Köy hayatıyla ilgili aklıma ilk gelen şey köpekler oluyor. Köpek, bir köylünün en büyük güvencesidir. Birkaç tane iyi köpeğe sahip olan silaha ihtiyaç duymaz. Köpekleri arpa unundan yapılan sıcak yalla besliyorlar. Somunların yanmış yerlerini genellikle buzağılı ineklere ve kuzulu koyunlara veriyorlar. Bu kömürleşmiş şeyleri köpeklere verdiğiniz zaman, onlar için tam bir ziyafet oluyor. Et yemek için taşlıklarda kertenkele, su kenarlarında kurbağa avlayan çok köpek gördüm. İyi bir köpek, yabancıyı asla eve-köye sokmaz. Süvari ise atı durdurur, otomobilin içindeyse, arabaya saldırır. Sopadan, silah sesinden korkmaz. Diyelim ki kurtulmak için ağaca çıktınız. Sahibi gelene kadar ağacın altından ayrılmaz. Hatta bazıları ağacı devirmek için toprağı eşeler. Köy yerinde doğup büyüyen insanların neredeyse hepsinde köpek ısırığı yarası var. Tabii köpeklerle ilgili korkunç hatıraları da...

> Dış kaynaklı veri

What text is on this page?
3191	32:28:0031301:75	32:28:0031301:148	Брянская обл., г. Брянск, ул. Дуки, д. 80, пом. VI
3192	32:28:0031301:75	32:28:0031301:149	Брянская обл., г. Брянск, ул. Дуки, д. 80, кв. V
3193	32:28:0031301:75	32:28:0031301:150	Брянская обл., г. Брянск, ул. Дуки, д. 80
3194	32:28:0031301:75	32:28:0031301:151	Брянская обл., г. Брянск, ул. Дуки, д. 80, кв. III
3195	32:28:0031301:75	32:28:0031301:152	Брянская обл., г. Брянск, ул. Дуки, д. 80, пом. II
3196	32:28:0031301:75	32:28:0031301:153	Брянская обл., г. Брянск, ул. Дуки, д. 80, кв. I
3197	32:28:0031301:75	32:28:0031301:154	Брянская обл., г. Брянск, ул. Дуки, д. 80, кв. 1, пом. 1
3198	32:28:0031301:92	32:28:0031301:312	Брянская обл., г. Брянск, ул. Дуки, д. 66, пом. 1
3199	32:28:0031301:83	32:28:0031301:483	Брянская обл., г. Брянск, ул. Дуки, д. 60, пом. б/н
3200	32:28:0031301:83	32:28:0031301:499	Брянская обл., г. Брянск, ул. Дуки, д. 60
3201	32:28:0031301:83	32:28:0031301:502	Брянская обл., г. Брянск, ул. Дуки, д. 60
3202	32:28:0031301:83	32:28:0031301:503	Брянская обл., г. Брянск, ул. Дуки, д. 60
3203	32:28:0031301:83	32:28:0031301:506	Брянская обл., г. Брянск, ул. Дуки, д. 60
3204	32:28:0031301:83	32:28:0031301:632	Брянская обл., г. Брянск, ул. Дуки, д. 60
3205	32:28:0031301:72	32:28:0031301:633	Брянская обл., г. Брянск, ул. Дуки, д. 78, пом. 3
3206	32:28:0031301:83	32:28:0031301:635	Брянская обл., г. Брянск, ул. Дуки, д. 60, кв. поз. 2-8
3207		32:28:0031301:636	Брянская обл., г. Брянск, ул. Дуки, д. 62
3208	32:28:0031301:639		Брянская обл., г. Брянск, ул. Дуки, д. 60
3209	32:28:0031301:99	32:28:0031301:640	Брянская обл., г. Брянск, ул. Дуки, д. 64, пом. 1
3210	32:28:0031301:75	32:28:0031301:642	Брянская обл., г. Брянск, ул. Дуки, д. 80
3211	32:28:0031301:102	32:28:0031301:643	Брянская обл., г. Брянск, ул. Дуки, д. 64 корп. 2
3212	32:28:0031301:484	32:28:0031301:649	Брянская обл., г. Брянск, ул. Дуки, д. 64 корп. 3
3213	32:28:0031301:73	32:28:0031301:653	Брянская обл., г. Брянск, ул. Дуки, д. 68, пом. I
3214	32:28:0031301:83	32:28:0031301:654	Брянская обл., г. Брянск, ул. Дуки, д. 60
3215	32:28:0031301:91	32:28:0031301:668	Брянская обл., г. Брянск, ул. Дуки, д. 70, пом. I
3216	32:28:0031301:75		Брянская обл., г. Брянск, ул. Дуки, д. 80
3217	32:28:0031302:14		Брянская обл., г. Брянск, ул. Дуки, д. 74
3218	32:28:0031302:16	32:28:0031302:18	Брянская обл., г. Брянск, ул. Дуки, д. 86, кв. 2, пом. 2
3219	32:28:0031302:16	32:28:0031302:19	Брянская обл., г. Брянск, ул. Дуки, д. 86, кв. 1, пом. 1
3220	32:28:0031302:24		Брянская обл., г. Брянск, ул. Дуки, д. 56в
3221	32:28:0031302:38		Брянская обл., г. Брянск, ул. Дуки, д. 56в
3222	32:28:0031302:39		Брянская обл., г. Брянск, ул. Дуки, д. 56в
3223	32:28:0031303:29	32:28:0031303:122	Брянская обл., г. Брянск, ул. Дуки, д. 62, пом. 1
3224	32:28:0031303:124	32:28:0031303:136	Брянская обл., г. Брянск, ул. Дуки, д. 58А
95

Bu köpekler, sadece hane halkının girdiği karanlık yerlerde aylarca tutulurlar. Vakti gelince de gün yüzüne çıkarılırlar. Karşılaşanın vay haline... Bu yüzden, köy yerlerinde köpekten dolayı çok kavga çıkar. Köpeğe taş atmak bile, bazen büyük bir kavgayla sonuçlanabilir.

Yine, köpekler haberci gibidir. Köpek havlamaları sayesinde, eve-köye gelen birinden hemen haberdar olursunuz.

GECE

Annem "eskiden insanlar geceden korkardı" diyor. Nesilden nesle aktarılan şeytan, cin, mezarlık hikâyelerinin neredeyse tamamı zifiri karanlıkta geçiyor. Bu hikâyelerle büyüyenlerin geceden korkması kadar doğal bir şey olamaz. Fakat sadece bu kadar değil.

Eskiden insanlar geceye hürmet ederdi. Gündüz insanlarındı, gece ise değildi. Akşam ezanından sonra, mesela kimse dışarıya ufak su dökmezdi.

Köylerde elektrik olmadığı için, akşam namazından sonra herkes evine kapanır, yatsıyı beklerdi. Yatsıdan sonra ise dışarısı köpeklere kalırdı. O saatten sonra dışarıya çıkmak, bir köpekle karşılaşmak ihtimalini de beraberinde getirirdi. Geceden korkmanın bir nedeni de bu olabilir.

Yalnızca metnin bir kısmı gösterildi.